The vibrant arts community at Bates takes the spotlight as the college celebrates the 25th anniversary of its Olin Arts Center in 2011-12.

The celebration kicks off Oct. 6-14 with a family arts festival, a residency by New York City’s Asphalt Orchestra and an exhibition showcasing the Bates College Museum of Art‘s collection.

bcma25-baigneurs

Open to the public at no charge, the festival begins at 10 a.m. Saturday, Oct. 8, at the arts center, 75 Russell St. Activities include face painting and balloon animals. Bates students will present visual art, music and dance. A barbecue lunch will be offered (free to the first 100 arrivals).

Among performers are the high-intensity New Vaudeville act Two and the avant-garde marching band Asphalt Orchestra, which will lead tours of the building and perform in concert. The art museum will be open.

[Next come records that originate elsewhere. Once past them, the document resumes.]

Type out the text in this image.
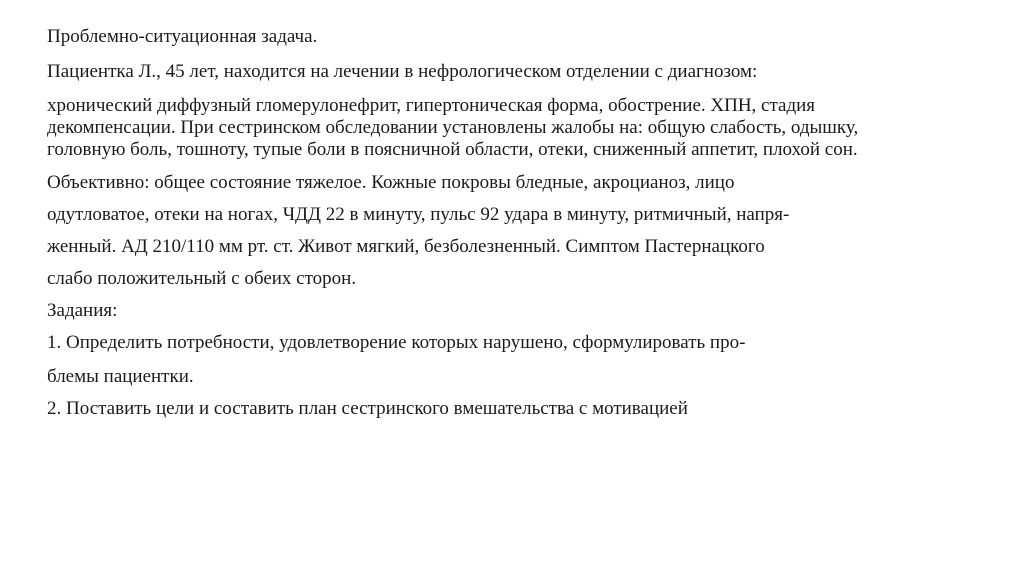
Проблемно-ситуационная задача.

Пациентка Л., 45 лет, находится на лечении в нефрологическом отделении с диагнозом:

хронический диффузный гломерулонефрит, гипертоническая форма, обострение. ХПН, стадия

декомпенсации. При сестринском обследовании установлены жалобы на: общую слабость, одышку,

головную боль, тошноту, тупые боли в поясничной области, отеки, сниженный аппетит, плохой сон.

Объективно: общее состояние тяжелое. Кожные покровы бледные, акроцианоз, лицо

одутловатое, отеки на ногах, ЧДД 22 в минуту, пульс 92 удара в минуту, ритмичный, напря-

женный. АД 210/110 мм рт. ст. Живот мягкий, безболезненный. Симптом Пастернацкого

слабо положительный с обеих сторон.

Задания:

1. Определить потребности, удовлетворение которых нарушено, сформулировать про-

блемы пациентки.

2. Поставить цели и составить план сестринского вмешательства с мотивацией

Asphalt performs in the Olin Concert Hall at 2 p.m. Admission is free, but tickets are required. For more information, to RSVP for the barbecue or to reserve concert tickets, please contact 207-786-6135 or olinarts@bates.edu. Asphalt’s residency has been made possible by a grant from the New England Foundation for the Arts and through partnerships with L/A Arts and Portland Ovations.

The exhibition 25: Selections from the Permanent Collection opens Friday, Oct. 14, and runs through Dec. 17. Paul Cezanne, Mary Cassatt, Charlie Hewitt and Robert Indiana are among the many artists featured.


Unpack the Elephant! and other delights at the Olin Arts Center anniversary party.

25: Selections from the Permanent Collection and the Museum of Art.


Olin Arts Center

Lake Andrews

Built with support from the F.W. Olin Foundation and opened in 1986, the Olin Arts Center houses the departments of music and of visual art and culture. Overlooking scenic Lake Andrews, the building contains classrooms; studios and other facilities for visual and musical artists; the Museum of Art; and the 300-seat Olin Arts Center Concert Hall.

“In the 1980s, music and art majors were very recent additions to the Bates curriculum,” says Jim Parakilas, chairman of the college’s Arts Collaborative and the James L. Moody Jr. Family Professor of Performing Arts.

“As latecomers, we found ourselves headquartered in remote corners of the campus — more or less out of sight, which is hard for artists to bear, and out of earshot, hard for musicians to bear. The Olin Arts Center provided not just wonderful facilities to work in, but also the most beautiful way for us to show everyone that the musical and visual arts meant business at Bates.”